Nuclear Power Learning and Deployment Rates; Disruption and Global Benefits Forgone Peter A. Lang; Energies; Dec 2017

This paper presents evidence of the disruption of a transition from fossil fuels to nuclear power, and finds the benefits forgone as a consequence are substantial. Learning rates are presented for nuclear power in seven countries, comprising 58% of all power reactors ever built globally. Learning rates and deployment rates changed in the late-1960s and 1970s from rapidly falling costs and accelerating deployment to rapidly rising costs and stalled deployment. Historical nuclear global capacity, electricity generation and overnight construction costs are compared with the counterfactual that pre-disruption learning and deployment rates had continued to 2015. Had the early rates continued, nuclear power could now be around 10% of its current cost. The additional nuclear power could have substituted for 69,000–186,000 TWh of coal and gas generation, thereby avoiding up to 9.5 million deaths and 174 Gt CO2 emissions. In 2015 alone, nuclear power could have replaced up to 100% of coal-generated and 76% of gas-generated electricity, thereby avoiding up to 540,000 deaths and 11 Gt CO2. Rapid progress was achieved in the past and could be again, with appropriate policies. Research is needed to identify impediments to progress, and policy is needed to remove them.

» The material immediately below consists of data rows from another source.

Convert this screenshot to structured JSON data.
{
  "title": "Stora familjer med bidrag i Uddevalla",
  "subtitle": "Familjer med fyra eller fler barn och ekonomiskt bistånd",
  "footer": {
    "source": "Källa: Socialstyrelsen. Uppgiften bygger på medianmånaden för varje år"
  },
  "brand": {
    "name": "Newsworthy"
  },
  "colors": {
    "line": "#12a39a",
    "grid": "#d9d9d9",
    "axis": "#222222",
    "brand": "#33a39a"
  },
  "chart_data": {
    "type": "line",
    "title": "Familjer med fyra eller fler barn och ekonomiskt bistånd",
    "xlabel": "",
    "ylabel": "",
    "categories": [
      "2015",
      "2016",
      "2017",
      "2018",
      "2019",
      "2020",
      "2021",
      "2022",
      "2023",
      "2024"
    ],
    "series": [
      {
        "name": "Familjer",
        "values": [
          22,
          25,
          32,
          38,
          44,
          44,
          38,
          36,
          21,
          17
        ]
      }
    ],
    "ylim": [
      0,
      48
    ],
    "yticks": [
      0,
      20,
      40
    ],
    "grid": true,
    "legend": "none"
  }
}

How We Screwed Up Nuclear Power RONALD BAILEY; Reason; MAY 2018

In a counterfactual scenario featuring increasing uptake of nuclear power from 1976, Lang calculates that by 2015 it would have replaced all coal-burning and three-quarters of gas-fired electric power generation. Thus, over the past 30 years we could have substituted 186,000 terawatt-hours of electricity production, avoiding up to 174 gigatons of carbon dioxide emissions and 9.5 million air pollution deaths. Cumulative global carbon dioxide emissions would be about 18 percent lower, and annual global carbon dioxide emissions would be one-third less.

Anti-nuclear policies increased global carbon by 18% and added 9.5 million air pollution deaths Brian Wang; Next Big Future; 19 May 2018

Lang calculates that by 2015 it would have replaced all coal-burning and three-quarters of gas-fired electric power generation. Thus, over the past 30 years we could have substituted 186,000 terawatt-hours of electricity production, avoiding up to 174 gigatons of carbon dioxide emissions and 9.5 million air pollution deaths. Cumulative global carbon dioxide emissions would be about 18 percent lower, and annual global carbon dioxide emissions would be one-third less.